As the harvest season ends and winter looms ever near, the Celts believed that this transition between seasons opened a bridge between the living and the dead. It is thought that the winter cold and higher death rates contributed to this blurring of life and death. The Celtic festival Samhain moved people to wear costumes to ward off ghosts that roamed the earth, brought trouble, and even served as harbingers of death.
As Romans later conquered much of the Celtic land, their festival (Feralia) which commemorated the dead, came to blend with the Celtic Samhain. Much later, with the spread of Catholicism, the Church drafted their own day of remembrance to honor martyrs, saints, and the dead on All Souls Day, All Saints Day, and All Hallows Eve.
Despite the watered down, consumer version in America today, Halloween is still fundamentally about blurred boundaries and remembering the dead. No matter how you celebrate—whether you dress up to ward off ghosts or partake in a vegetarian feast by the light of a bonfire—we should honor the origins of our favorite horror holiday.
Join me in commemorating Halloween in true horror film fashion by remembering some of our dearly departed.

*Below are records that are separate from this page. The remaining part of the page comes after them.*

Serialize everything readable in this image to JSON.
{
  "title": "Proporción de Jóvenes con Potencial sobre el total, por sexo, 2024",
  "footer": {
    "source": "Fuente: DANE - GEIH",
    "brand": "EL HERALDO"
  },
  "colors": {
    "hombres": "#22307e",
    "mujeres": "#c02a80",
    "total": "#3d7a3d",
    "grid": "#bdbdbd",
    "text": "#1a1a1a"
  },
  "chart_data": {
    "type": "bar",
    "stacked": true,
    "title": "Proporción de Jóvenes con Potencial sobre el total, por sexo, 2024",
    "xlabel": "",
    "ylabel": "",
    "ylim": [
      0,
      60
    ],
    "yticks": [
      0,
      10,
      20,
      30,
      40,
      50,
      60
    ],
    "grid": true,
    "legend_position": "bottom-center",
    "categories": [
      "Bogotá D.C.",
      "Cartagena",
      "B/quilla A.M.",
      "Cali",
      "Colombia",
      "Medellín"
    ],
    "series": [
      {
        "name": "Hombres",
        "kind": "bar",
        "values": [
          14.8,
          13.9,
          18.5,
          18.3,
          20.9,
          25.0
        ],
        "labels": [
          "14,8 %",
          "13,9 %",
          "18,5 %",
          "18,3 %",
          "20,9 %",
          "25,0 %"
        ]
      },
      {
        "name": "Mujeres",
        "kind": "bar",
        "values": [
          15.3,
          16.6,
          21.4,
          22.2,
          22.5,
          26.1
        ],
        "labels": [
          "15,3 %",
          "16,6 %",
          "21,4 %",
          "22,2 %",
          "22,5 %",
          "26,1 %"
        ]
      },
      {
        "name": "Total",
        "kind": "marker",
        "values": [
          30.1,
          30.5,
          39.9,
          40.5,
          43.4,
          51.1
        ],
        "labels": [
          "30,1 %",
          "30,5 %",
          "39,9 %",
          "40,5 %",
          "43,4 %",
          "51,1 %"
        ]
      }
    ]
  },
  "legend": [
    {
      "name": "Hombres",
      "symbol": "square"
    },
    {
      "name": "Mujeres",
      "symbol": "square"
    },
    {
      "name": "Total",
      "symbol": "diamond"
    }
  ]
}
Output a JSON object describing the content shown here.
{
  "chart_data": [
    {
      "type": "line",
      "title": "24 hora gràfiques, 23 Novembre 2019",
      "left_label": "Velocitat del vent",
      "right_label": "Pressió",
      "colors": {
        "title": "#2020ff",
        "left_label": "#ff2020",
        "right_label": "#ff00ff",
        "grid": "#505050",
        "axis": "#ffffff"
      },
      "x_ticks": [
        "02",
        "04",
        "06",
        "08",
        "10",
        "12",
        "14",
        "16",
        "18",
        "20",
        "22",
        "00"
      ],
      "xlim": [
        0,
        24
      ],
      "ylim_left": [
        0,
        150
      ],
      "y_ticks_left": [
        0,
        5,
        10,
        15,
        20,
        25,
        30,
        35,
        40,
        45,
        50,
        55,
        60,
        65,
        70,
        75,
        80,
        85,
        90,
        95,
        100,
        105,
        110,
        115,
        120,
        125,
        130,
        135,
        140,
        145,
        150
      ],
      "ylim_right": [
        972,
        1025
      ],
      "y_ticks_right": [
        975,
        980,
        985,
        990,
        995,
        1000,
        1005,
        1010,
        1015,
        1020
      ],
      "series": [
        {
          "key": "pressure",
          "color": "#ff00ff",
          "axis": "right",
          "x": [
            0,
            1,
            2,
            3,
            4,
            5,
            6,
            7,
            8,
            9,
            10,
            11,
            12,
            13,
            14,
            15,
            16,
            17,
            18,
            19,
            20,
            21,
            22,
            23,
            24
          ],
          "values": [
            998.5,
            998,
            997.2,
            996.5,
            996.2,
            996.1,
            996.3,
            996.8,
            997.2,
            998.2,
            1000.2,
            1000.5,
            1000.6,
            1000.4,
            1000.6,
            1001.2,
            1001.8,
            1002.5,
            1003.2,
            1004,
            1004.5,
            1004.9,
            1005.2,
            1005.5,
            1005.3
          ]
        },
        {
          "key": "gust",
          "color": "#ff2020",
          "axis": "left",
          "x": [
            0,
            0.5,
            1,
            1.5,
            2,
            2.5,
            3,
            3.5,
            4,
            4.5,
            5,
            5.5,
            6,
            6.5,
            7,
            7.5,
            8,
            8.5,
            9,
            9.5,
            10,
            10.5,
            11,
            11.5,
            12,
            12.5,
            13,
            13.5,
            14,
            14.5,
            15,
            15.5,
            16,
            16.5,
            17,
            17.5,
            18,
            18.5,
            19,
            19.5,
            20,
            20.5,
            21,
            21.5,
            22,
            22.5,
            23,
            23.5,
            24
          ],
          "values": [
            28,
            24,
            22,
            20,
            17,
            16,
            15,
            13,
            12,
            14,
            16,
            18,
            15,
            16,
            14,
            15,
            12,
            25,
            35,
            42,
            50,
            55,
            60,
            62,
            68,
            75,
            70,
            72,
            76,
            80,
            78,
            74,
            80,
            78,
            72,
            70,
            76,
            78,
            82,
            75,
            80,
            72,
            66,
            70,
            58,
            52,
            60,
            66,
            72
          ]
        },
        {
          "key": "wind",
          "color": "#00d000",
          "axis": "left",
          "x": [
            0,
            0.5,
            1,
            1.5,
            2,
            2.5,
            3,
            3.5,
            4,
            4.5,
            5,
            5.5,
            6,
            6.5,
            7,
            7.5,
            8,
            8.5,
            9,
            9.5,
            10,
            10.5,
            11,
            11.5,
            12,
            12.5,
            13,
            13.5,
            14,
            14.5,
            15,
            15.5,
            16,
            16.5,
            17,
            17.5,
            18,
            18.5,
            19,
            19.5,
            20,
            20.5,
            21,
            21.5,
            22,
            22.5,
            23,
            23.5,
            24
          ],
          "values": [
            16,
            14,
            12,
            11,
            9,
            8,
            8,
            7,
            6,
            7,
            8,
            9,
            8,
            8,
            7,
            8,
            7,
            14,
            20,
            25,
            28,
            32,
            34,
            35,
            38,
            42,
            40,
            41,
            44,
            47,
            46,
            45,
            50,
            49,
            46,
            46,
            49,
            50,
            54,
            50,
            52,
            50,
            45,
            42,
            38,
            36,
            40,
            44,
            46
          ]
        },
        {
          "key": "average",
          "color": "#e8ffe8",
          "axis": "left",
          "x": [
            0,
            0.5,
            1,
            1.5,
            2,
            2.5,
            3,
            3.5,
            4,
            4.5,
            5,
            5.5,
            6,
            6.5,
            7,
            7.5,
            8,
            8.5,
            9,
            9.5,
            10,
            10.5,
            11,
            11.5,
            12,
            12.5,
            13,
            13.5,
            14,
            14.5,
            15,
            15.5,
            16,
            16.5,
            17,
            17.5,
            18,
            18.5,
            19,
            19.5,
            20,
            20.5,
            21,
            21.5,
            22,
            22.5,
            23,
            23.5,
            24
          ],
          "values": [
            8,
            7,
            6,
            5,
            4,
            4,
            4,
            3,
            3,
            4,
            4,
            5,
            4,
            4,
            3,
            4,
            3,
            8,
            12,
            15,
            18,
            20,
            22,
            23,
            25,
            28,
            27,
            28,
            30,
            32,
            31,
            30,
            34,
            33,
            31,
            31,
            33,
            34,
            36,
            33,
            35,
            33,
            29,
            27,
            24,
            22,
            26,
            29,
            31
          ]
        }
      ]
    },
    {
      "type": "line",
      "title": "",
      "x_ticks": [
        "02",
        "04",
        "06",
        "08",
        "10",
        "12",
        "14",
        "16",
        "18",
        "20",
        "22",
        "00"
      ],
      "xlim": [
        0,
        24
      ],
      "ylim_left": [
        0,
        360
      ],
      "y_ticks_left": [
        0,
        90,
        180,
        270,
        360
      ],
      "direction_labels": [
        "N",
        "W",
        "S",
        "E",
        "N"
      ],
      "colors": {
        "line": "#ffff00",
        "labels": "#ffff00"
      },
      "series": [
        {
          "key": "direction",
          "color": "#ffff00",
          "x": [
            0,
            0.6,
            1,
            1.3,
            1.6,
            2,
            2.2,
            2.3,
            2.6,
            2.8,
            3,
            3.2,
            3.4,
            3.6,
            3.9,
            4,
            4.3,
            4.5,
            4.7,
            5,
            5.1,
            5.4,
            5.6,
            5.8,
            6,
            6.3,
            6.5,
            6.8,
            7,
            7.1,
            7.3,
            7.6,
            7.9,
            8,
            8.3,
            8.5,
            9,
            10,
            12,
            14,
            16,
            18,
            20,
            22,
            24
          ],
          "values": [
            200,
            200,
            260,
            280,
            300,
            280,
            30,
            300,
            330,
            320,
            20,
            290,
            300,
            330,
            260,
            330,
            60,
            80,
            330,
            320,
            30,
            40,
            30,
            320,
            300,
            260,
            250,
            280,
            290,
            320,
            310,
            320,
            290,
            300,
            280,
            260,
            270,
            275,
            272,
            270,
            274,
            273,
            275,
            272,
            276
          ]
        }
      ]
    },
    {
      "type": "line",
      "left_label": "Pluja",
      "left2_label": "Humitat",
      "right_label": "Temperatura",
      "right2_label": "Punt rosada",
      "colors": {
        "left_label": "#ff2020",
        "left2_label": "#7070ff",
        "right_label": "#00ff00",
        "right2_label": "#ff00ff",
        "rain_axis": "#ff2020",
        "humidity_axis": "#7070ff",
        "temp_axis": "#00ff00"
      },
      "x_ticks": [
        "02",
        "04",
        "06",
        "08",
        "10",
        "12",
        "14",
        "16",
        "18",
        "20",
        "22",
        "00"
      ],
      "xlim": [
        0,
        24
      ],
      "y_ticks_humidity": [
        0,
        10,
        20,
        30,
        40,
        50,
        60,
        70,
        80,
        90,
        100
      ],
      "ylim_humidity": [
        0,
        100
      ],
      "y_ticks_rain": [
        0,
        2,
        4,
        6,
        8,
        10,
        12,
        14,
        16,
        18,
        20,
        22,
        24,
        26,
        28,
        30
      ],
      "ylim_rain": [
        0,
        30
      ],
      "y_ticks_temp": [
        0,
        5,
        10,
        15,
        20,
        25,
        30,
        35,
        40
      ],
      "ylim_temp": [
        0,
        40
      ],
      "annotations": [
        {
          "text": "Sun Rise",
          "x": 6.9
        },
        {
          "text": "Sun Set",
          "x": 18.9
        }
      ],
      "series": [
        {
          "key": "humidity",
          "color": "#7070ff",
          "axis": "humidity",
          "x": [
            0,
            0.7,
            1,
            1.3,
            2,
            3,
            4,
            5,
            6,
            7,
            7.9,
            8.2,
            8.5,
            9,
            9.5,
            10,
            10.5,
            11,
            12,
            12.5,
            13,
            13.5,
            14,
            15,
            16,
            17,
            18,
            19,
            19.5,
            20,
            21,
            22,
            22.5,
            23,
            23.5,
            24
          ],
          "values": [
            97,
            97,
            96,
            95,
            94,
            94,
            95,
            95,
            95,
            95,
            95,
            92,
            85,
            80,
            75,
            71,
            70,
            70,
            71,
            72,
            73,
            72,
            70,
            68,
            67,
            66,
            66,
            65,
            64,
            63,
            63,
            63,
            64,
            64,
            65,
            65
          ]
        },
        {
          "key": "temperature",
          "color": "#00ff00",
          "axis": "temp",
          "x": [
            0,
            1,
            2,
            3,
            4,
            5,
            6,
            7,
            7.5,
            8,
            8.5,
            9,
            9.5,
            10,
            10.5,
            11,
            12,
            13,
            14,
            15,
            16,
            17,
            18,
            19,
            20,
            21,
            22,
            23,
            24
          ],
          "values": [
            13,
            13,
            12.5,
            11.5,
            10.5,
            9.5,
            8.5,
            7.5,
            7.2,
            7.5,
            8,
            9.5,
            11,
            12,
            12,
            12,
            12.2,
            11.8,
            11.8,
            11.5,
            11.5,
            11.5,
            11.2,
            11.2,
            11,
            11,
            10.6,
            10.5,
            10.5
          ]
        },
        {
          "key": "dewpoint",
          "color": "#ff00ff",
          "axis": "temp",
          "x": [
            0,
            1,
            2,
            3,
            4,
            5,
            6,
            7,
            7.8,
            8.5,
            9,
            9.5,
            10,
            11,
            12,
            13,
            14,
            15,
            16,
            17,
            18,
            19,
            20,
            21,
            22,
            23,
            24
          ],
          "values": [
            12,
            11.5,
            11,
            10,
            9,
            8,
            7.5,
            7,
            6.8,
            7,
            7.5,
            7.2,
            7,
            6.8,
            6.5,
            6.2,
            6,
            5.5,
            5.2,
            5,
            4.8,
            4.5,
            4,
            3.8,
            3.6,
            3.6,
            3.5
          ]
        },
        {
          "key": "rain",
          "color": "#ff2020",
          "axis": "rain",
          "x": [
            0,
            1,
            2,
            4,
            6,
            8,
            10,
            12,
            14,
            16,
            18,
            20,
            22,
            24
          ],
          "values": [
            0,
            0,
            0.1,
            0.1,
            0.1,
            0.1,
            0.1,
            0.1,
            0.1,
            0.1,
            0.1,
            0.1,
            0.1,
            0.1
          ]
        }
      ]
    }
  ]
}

Ann Radcliffe (1764-1823): It is impossible to talk about horror without paying homage to the gothic literature of the 18th Century. While Horace Walpole is often credited with the first Gothic novel (The Castle of Otranto), women have undoubtedly been a force in Gothic literature from the beginning. Most notable was Ms. Radcliffe, who contributed (especially in The Mysteries of Udolpho, in 1794) to many of the tense and tender structures that are still used in horror in the early 21st century (such as Crimson Peak).
Mary Shelley (1797-1851): What better way to continue things than with one of the women who breathed life into the gothic horror that still lives today. Ms. Shelley brought us the timeless story of Frankenstein and his monstrous creation, of which we will see yet another mutation in 2015’s Victor Frankenstein. She reminds us that power is a state of mind, “Beware; for I am fearless, and therefore powerful.”
Tod Browning (1880-1962): From carnival barker to revered director, Mr. Browning spanned the silent era into the talkies and brought us such pivotal works as Dracula (1931) and Freaks (1932) and worked with other fallen greats such as Bela Lugosi.
Lon Chaney (1983-1930): “The Man of a Thousand Faces,” and also considered one of the most versatile actors of early cinema, Mr. Chaney and his son offer us a legacy of groundbreaking creativity and an ability to utilize make up and their bodies to twist and contort into the most believable and grotesque creatures of the times. Most often remembered for Hunchback of Notre Dame (1923) and Phantom of the Opera (1925).
James Whale (1889-1957): Creator of classic horror films such as Frankenstein (1931), Bride of Frankenstein (1935), and The Invisible Man (1933), he worked alongside of Boris Karloff and Elsa Lanchester.
Alfred Hitchcock (1899-1980): “The Master of Suspense” and genius creator of such wit and witticisms as “Seeing a murder on television… can help work off one’s antagonisms. And if you haven’t any antagonisms, the commercials will give you some,” as well as, “I have a perfect cure for a sore throat: cut it.” Mr. Hitchcock brought us the greats Rear Window (1954), Vertigo (1958), Psycho (1960), and The Birds (1963).
Gloria Holden (1903-1991) was the baddest leading lady in horror. She took the reins in Dracula’s Daughter (1936) and never let go. Combining repulsiveness with allure, her representation of Countess Zaleska brought to the screen American anxieties over female sexuality and the “New Woman.”
Vincent Price (1911-1993): Most noted by the younger generations for his haunting laugh, Mr. Price’s legacy runs much deeper than the Michael Jackson Thriller video. Vincent was noted for his roles in House of Wax (1953) and House on Haunted Hill (1959).
Zelda Rubinstein (1933-2010) played one of the most memorable characters in recent horror history as she adeptly portrayed Tangina Barrons in the Poltergeist films. Close to my heart as a Pennsylvania native and animal rights activist, Ms. Rubinstein survived beyond her younger co-star Heather O’Rouke (1975-1988).
Wes Craven (1939-2015): Horror royalty and creative genius who brought us the Nightmare on Elm Street films, People under the Stairs (1991), and The Last House on the Left (1972), Mr. Craven left us too soon. While he left a living legacy of film, he also left a hole in our hearts.
I hope you enjoyed this list, and I hope that you take the time to remember those whom you have equally loved and lost. While candy and costumes are AMAZING, I hope we can light a candle this Halloween and show a little reverence for the dead.